Former category of the American Grammy Award (2012–2016)

The Grammy Award for Best Blues Album was an award presented at the Grammy Awards, a ceremony that was established in 1958 and originally called the Gramophone Awards, to recording artists for releasing albums in the blues genre. Honors in several categories are presented at the ceremony annually by the National Academy of Recording Arts and Sciences of the United States to "honor artistic achievement, technical proficiency and overall excellence in the recording industry, without regard to album sales or chart position".

According to the 54th Grammy Awards guideline the category was "for albums containing at least 51% playing time of new vocal or instrumental blues recordings".

This award combined the previous categories for Best Contemporary Blues Album and Best Traditional Blues Album, which both existed between 1983 and 2011. The Recording Academy decided to create this new category for 2012 upon stating there were "challenges in distinguishing between... Contemporary and Traditional Blues".

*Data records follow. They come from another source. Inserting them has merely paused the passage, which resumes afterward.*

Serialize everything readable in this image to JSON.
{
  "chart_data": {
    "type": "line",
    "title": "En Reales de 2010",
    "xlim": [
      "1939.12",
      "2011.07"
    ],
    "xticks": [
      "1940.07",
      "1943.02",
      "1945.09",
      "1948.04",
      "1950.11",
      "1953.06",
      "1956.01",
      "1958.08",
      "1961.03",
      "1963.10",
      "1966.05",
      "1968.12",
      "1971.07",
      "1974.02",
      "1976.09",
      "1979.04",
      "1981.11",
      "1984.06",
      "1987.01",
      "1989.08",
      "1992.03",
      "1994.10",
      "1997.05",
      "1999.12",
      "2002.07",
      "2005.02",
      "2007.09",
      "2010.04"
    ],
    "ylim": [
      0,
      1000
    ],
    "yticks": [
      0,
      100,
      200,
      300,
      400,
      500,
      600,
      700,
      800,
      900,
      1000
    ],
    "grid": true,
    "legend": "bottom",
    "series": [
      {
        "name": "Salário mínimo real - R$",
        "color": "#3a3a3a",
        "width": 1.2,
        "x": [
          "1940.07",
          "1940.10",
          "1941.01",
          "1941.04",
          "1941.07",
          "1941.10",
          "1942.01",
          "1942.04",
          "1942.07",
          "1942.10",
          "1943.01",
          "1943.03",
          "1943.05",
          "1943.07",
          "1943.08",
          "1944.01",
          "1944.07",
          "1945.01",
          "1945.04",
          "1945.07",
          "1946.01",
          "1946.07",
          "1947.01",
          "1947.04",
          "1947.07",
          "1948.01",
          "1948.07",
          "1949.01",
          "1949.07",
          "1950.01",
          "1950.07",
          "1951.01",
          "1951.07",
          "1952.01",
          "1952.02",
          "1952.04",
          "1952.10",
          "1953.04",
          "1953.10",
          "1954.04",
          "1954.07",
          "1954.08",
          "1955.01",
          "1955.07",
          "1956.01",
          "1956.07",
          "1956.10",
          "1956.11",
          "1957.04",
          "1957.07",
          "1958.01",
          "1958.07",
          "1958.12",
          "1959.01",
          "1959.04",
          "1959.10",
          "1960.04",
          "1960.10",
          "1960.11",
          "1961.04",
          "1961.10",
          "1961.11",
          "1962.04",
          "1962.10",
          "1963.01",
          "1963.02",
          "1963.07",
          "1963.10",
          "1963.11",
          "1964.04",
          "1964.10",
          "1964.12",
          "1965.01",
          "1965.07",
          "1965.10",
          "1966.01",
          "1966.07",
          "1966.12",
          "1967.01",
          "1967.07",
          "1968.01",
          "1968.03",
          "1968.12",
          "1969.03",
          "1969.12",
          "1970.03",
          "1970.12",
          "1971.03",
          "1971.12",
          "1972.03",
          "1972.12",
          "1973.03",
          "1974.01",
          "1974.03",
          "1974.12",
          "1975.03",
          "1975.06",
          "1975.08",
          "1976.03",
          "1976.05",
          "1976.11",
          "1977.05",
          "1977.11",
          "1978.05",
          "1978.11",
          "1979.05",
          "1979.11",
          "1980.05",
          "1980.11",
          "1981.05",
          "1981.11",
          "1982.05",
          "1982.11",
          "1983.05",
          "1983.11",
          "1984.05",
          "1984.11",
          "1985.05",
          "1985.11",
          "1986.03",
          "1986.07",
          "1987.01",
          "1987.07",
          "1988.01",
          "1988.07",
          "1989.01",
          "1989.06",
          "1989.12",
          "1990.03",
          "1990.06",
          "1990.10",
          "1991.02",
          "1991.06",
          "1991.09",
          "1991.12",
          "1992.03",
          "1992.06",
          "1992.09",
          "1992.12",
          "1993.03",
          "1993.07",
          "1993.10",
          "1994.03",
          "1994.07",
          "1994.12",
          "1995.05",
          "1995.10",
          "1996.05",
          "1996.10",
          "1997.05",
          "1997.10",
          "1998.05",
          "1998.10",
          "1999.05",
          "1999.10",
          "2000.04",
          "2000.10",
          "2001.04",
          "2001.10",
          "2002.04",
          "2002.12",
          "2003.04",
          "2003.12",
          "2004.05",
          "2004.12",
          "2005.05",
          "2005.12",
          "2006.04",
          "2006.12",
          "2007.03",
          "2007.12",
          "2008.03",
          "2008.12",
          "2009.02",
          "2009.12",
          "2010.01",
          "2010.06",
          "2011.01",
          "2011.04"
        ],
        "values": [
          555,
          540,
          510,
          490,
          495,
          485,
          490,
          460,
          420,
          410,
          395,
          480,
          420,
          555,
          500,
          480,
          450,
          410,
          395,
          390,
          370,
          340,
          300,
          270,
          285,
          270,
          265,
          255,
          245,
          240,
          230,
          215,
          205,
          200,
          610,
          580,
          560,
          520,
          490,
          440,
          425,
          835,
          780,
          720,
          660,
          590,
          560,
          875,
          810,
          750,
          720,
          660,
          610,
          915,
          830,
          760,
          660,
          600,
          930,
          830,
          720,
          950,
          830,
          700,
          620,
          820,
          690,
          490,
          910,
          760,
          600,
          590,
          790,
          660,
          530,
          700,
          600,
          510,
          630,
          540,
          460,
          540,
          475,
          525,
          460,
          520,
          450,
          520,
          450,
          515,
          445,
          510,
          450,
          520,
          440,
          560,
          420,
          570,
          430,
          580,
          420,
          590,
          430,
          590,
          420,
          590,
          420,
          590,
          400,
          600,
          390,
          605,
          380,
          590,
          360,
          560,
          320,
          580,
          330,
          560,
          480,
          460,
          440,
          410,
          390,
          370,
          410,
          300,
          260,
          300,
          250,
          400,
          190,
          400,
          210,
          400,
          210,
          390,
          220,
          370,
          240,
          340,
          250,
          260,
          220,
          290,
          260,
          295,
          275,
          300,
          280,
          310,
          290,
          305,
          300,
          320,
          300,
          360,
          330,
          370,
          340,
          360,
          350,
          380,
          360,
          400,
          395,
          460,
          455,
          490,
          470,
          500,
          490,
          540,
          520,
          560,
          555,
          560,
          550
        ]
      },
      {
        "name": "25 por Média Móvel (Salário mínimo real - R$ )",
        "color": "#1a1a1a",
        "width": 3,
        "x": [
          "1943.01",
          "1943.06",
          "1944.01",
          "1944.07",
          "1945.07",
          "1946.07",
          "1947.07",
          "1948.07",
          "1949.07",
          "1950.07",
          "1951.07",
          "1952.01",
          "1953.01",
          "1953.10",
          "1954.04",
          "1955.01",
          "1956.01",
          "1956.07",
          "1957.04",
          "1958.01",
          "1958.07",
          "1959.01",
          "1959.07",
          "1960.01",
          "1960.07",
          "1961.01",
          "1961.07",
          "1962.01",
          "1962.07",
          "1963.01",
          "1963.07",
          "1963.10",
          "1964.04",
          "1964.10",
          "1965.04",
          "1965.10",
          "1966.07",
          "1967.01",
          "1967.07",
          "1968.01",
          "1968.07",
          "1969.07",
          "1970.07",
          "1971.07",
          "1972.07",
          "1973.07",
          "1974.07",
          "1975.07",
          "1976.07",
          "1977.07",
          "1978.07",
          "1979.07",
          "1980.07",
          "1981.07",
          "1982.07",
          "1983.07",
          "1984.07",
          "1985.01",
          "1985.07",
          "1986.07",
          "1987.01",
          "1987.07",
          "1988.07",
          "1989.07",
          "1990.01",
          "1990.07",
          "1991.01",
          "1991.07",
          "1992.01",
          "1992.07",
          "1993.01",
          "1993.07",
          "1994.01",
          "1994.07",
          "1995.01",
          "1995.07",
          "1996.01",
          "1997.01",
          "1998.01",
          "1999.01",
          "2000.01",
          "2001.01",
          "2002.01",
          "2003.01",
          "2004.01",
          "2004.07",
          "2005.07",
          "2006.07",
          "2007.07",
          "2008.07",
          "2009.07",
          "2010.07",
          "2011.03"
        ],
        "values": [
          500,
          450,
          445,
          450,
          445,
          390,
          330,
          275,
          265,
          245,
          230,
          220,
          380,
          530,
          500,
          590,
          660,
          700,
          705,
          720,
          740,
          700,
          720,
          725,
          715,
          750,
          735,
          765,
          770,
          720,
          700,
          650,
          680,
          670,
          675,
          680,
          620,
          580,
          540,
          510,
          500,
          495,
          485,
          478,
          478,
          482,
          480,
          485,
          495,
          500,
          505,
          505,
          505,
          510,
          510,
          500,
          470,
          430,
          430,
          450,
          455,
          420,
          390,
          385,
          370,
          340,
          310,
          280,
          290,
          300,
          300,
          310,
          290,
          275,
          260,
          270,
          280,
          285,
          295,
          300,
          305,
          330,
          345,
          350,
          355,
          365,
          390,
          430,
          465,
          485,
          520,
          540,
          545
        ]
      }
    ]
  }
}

In 2017, the distinction between contemporary and traditional blues albums was reinstated. Both categories returned, while the Best Blues Album category was discontinued.

==Recipients==

| Year | Work | Artist |
2012
| Revelator | Tedeschi Trucks Band |
| Low Country Blues | Gregg Allman |
| Man in Motion | Warren Haynes |
| The Reflection | Keb' Mo' |
| Roadside Attractions | Marcia Ball |
2013
| Locked Down | Dr. John |
| 33⅓ | Shemekia Copeland |
| And Still I Rise | Heritage Blues Orchestra |
| Bring It on Home | Joan Osborne |
| Let It Burn | Ruthie Foster |
2014
| Get Up! | Ben Harper with Charlie Musselwhite |
| Cotton Mouth Man | James Cotton |
| Down in Louisiana | Bobby Rush |
| Remembering Little Walter | Billy Boy Arnold, Charlie Musselwhite, Mark Hummel, Sugar Ray Norcia and James Harman |
| Seesaw | Beth Hart and Joe Bonamassa |
2015
| Step Back | Johnny Winter |
| Common Ground: Dave Alvin and Phil Alvin Play and Sing the Songs of Big Bill Broonzy | Dave Alvin and Phil Alvin |
| Decisions | Bobby Rush with Blinddog Smokin' |
| Juke Joint Chapel | Charlie Musselwhite |
| Promise of a Brand New Day | Ruthie Foster |
2016
| Born to Play Guitar | Buddy Guy |
| Descendants of Hill Country | Cedric Burnside Project |
| Muddy Waters 100 | John Primer and Various Artists |
| Outskirts of Love | Shemekia Copeland |
| Worthy | Bettye LaVette |

^{} Each year is linked to the article about the Grammy Awards held that year.